Universal syntax for Markdown
Alan J. Hogan
alanhogan at gmail.com
Mon Aug 15 21:37:56 EDT 2011
I am seeing a lot of concern expressed for backwards compatibility. Thoughts below.
On Aug 13, 2011, at 7:14 PM, Waylan Limberg <waylan at gmail.com> wrote:
> On Aug 13, 2011, at 3:00 PM, John MacFarlane wrote:
>> Of course, going forward, implementors have to worry about backwards
>> compatibility. I don't want to make changes that are going to break
>> old pandoc documents.
> We have the same concern. A few extensions are rather old now and
> while other implementations have implemented a better syntax, we can't
> change ours because people using our library with the old
> implementation will now need to update countless numbers of documents.
On Aug 14, 2011, at 4:24 AM, Michel Fortin wrote:
> But standardizing even the most basic feature is likely break backward-compatibility for many people, so how can it be done?
First, let me say all of you have a most admirable dedication to your users, and I applaud it.
In my mind, the backwards-compatibility concern is not as big an issue as it might seem.
First let us consider two broad methods of moving forward toward a unified syntax.
1. People agree on better-defined syntax and update their libraries accordingly.
2. A rebranded effort, not called Markdown, but presented as its more-powerful, better-defined successor.

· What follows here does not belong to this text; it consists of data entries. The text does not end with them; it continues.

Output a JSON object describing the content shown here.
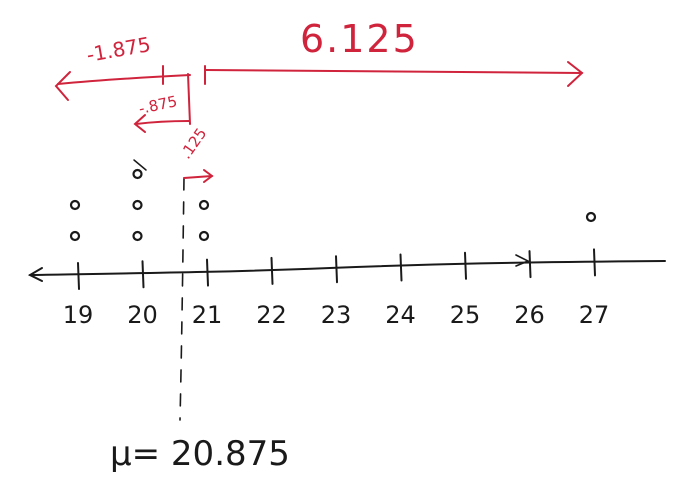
{
  "number_line": {
    "ticks": [
      "19",
      "20",
      "21",
      "22",
      "23",
      "24",
      "25",
      "26",
      "27"
    ],
    "tick_values": [
      19,
      20,
      21,
      22,
      23,
      24,
      25,
      26,
      27
    ]
  },
  "dot_plot": {
    "points": [
      19,
      19,
      20,
      20,
      20,
      21,
      21,
      27
    ]
  },
  "mean": {
    "label": "μ= 20.875",
    "value": 20.875
  },
  "deviations": {
    "neg_large": "-1.875",
    "neg_small": "-.875",
    "pos_small": ".125",
    "pos_large": "6.125"
  },
  "colors": {
    "ink": "#1a1a1a",
    "annotation": "#d0233c"
  }
}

New libraries, even if largely based on old, are released, under new names.
With option #1 your concern is undeniably valid and troubling.
With option #2 it is a much more surmountable problem, in my opinion.

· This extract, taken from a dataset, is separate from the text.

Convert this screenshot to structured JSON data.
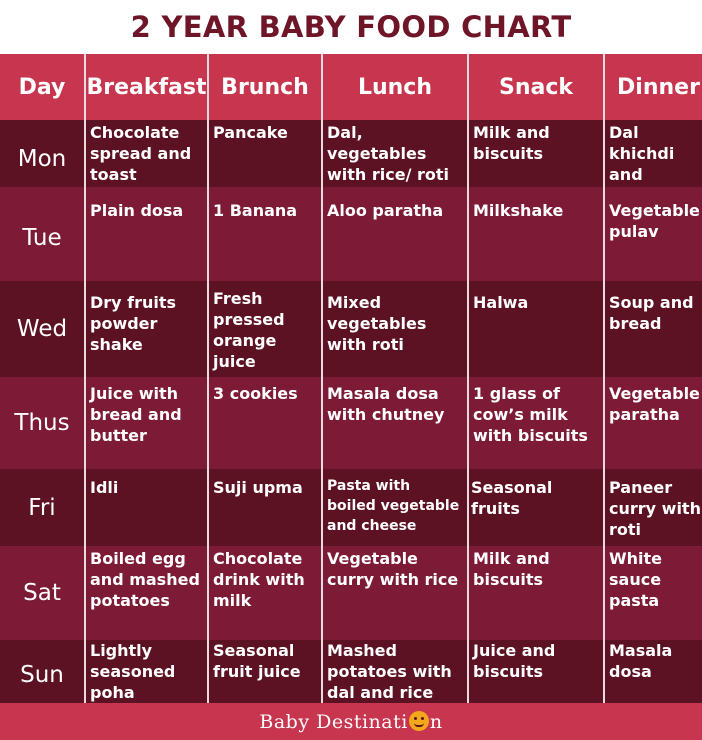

Note I also assume that something like Markdownify (or Markdownify itself, forked or updated) will exist to convert HTML to Markdown’s successor.
Now instead of updating a Markdown library leading to broken documents, I am making a choice to replace the older Markdown library with its successor. And perhaps now it crosses my mind to see if the syntax is the same, and lo and behold, on the successor's website there is a section about said differences -- with a link to an automatic converter. One could even exist completely online, using the old library to output HTML and then using the Markdownify-type tool as the last step.
These Markdown-successor libraries could even theoretically include a converter tool (like sass, which includes a converter between .sass, .scss, and .less formats). Implementation possibility: Run the old library on the input, then convert the HTML to the newer format, perhaps even by calling out to the Markdownify-type tool internally. Solvable problem, theoretically nearly trivial, given the existence of a Markdownify type program hosted somewhere, perhaps with bandwidth funded by the hypothetical Kickstarter project some of us are considering.
FWIW: Markdownify was written in PHP by Milian Wolff, who I see has not posted here for a while.